The work presented here focuses on developing easy-to-use tools to distinguish between specific ubiquitin chain linkages, which are involved in a multitude of cellular functions. We believe that the next wave of novel drugs will come from the ubiquitin (Ub) proteasome pathway. However, the field is hampered by a lack of tools to analyze ubiquitin ligase/DUB drug targets and their substrates. Traditional methods for mass spectrometry-based proteomics are insensitive, not reproducible, costly and time consuming. LifeSensors has developed novel chain-selective TUBEs (Tandem-repeated Ub-Binding Entities). These affinity matrices bind to their respective poly-ubiquitin chain type with ~10-20 nM affinity. TUBEs have revolutionized the Ub field by allowing poly-ubiquitylated proteins to be selectively enriched from cellular extracts. A structure-based approach to engineer unique high affinity Ub binding domains (UBDs) for Ub-linkages has been implemented to design highly selective affinity matrices. Development of TUBEs that selectively bind M1-, K48-, and K63-linked poly-ubiquitylated proteins has helped understand the role of modified proteins in cell physiology.
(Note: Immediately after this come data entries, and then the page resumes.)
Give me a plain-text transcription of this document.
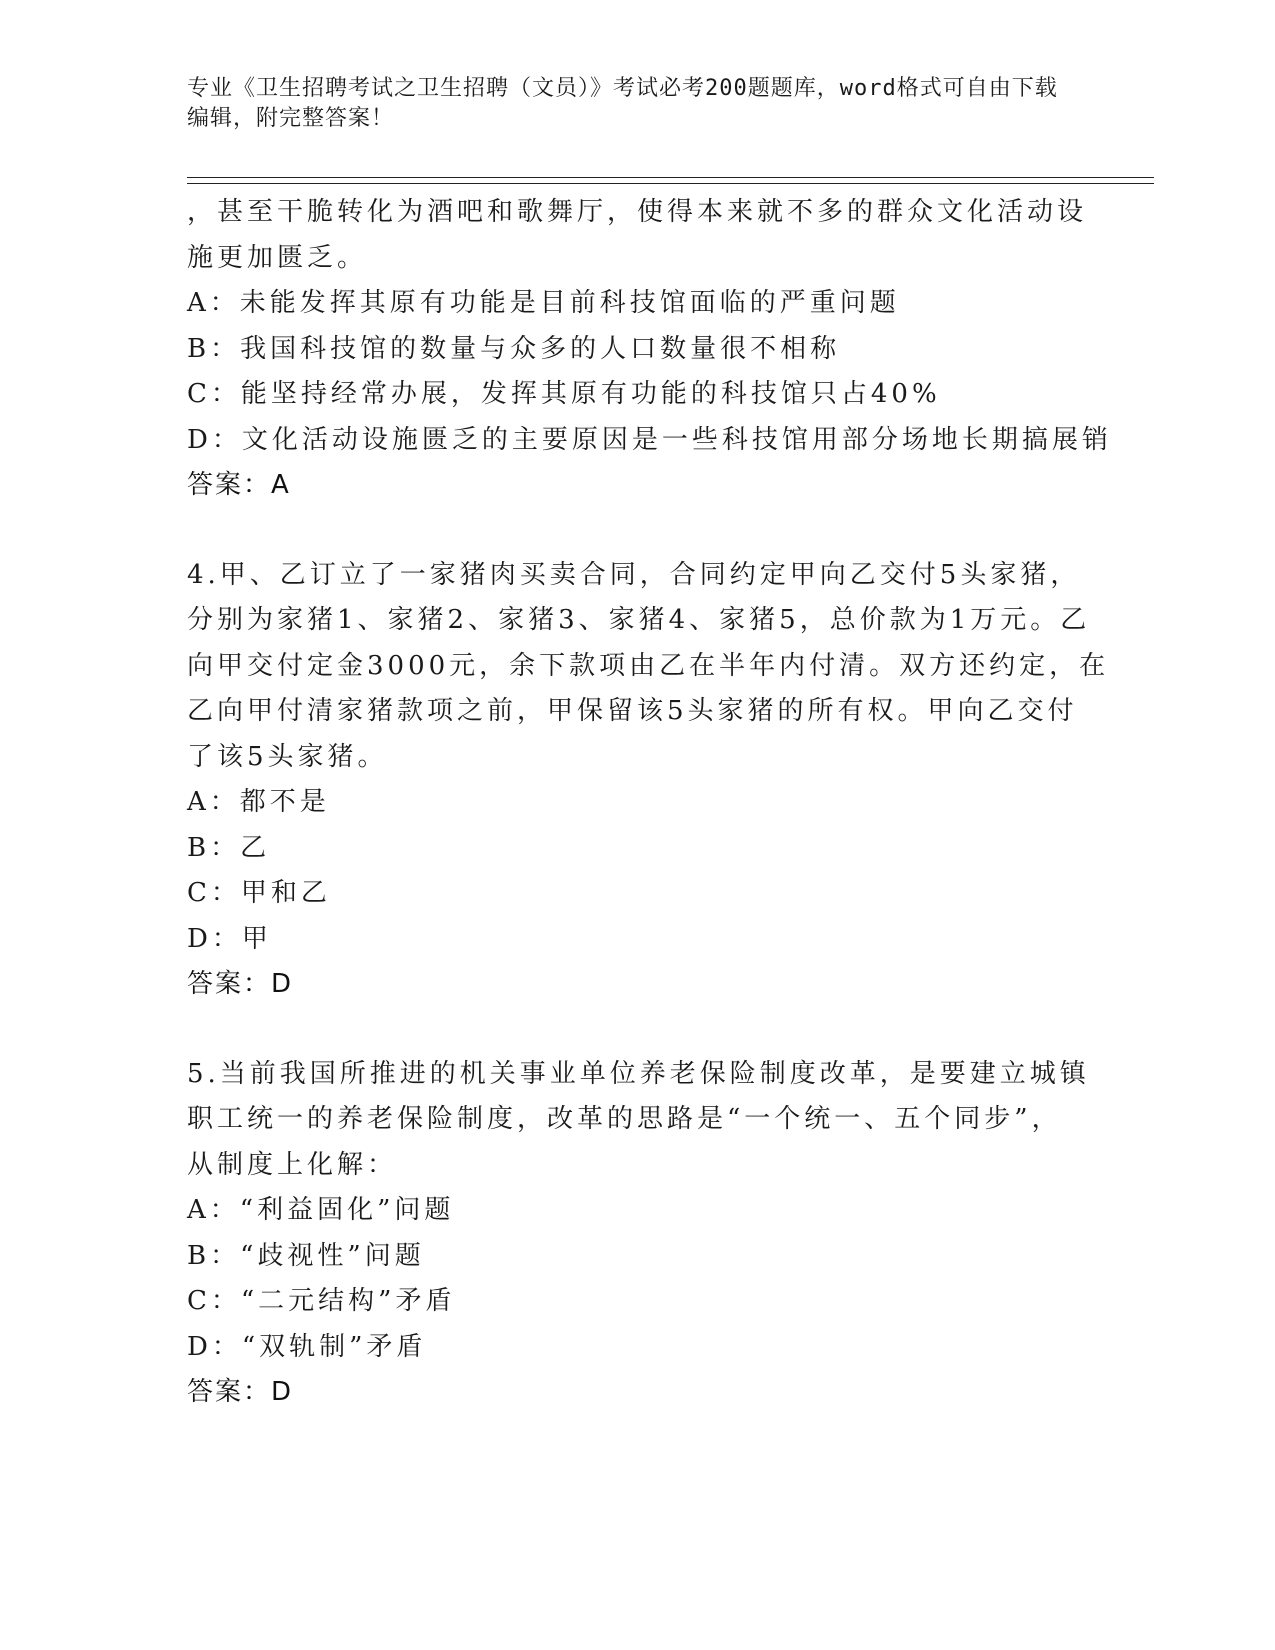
专业《卫生招聘考试之卫生招聘（文员）》考试必考200题题库，word格式可自由下载编辑，附完整答案！
，甚至干脆转化为酒吧和歌舞厅，使得本来就不多的群众文化活动设
施更加匮乏。
A：未能发挥其原有功能是目前科技馆面临的严重问题
B：我国科技馆的数量与众多的人口数量很不相称
C：能坚持经常办展，发挥其原有功能的科技馆只占40%
D：文化活动设施匮乏的主要原因是一些科技馆用部分场地长期搞展销
答案：A
4.甲、乙订立了一家猪肉买卖合同，合同约定甲向乙交付5头家猪，
分别为家猪1、家猪2、家猪3、家猪4、家猪5，总价款为1万元。乙
向甲交付定金3000元，余下款项由乙在半年内付清。双方还约定，在
乙向甲付清家猪款项之前，甲保留该5头家猪的所有权。甲向乙交付
了该5头家猪。
A：都不是
B：乙
C：甲和乙
D：甲
答案：D
5.当前我国所推进的机关事业单位养老保险制度改革，是要建立城镇
职工统一的养老保险制度，改革的思路是“一个统一、五个同步”，
从制度上化解：
A：“利益固化”问题
B：“歧视性”问题
C：“二元结构”矛盾
D：“双轨制”矛盾
答案：D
Biochemical and biophysical experiments demonstrate highly selective interactions of the matrices to distinct lysine-linked poly-Ub chains. The power of these selective affinity matrices has made it possible to perform linkage-specific Ub proteomics. Applications of these affinity matrices in far-Western detection, pull-down and proteomics will be described here. To discover selective drugs, it is important to establish rank order of potency of compounds in vitro biochemical and in cellular/animal studies. Application of TUBEs-based biomarker methodology such as UbiTest, which helps to identify ubiquitylation of biomarkers, will be described. Development of chainselective TUBE affinity matrices that selectively bind and isolate poly-ubiquitylated proteins will dramatically accelerate the pace of discovery in this important area of biology.